Little Blue squeaked, and violent power flared nearby.
Right, the fight. Time limit, and all that.
Dross heaved the second vial into the air. Each time he lifted one of these, he strained his physical substance. It didn’t eat into his memory anymore; now he had an outer membrane that took on all physical strain. But sooner or later, that membrane would be exhausted.
Sooner rather than later, if he was reading his own body’s condition correctly.
The blue water swirled in with the green and white, creating a pleasing whirlpool. The aura above the basin twisted like a storm as the powers clashed, and Dross lurched closer to the void storage again. “Just...one...more...”
He was having trouble dragging his body through the air. He moved his stubby arms in front of his eye, and he could see straight through them.
That wasn’t ideal.
He drifted closer to the ground, and Little Blue hopped down from her perch. Her dress-like lower body twirled around his eye, and she looked down on him.
Dross tried to speak, but he was having enough trouble holding himself together without losing any of his real essence.
The Sylvan Riverseed dipped down, looking him straight in the eye, and her expression firmed. With the solid ringing of a bell, she walked over to one of the few remaining vials from the Mind Well.
With both hands, she pushed it out. It was almost half her body’s height, and surely twice her weight, but she tucked it under one arm and dashed for the basin.

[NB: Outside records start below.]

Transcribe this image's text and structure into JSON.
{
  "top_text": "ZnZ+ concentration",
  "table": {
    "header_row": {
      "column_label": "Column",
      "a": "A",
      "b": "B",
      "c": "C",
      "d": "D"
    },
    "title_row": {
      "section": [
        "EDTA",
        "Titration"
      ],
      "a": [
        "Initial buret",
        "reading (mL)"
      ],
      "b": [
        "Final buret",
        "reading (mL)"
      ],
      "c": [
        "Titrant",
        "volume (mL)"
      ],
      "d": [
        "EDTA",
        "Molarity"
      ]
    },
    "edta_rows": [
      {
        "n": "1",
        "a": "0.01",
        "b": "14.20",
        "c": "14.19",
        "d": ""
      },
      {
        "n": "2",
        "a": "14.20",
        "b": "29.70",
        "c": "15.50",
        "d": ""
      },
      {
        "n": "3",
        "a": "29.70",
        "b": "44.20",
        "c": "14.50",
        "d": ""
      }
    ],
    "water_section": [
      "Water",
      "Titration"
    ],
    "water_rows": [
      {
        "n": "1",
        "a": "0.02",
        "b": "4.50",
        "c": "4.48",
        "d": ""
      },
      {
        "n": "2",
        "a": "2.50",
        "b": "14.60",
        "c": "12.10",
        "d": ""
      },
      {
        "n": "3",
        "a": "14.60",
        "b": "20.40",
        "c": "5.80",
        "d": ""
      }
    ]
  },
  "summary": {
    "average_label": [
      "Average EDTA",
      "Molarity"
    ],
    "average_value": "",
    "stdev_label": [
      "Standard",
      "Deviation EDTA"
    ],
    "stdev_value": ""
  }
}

Dross looked up at the stone device, which loomed over him like a tower. “Why...didn’t you...do that before?”
By the time he reached the top, Little Blue had already upended the purple water. All four colors now whirled in the basin, the air around them crackling with power. She was as wary as he was; that power could tear them apart, or change them fundamentally.
Of course, that was almost the idea.
Dross stretched one of his arms beneath the basin, activating a hidden circle with a bare spark of madra. “Northstrider left some of his very own soulfire stored at the base. It’s the last ingredient.”
Pure silver fire, like a mirror stretched into the shape of flames, flared up from the center of the basin. It spread to the water like a natural fire spreading through a puddle of oil, but it consumed nothing.
Rather, the water grew brighter. And it started to blend.
The swirl of white at the center extended out, staining the rest of the liquid, as the silver fire grew smaller and smaller. Sparks of blue and green and purple essence drifted upwards; soulfire burned away impurities, refined the physical vessel, and empowered madra.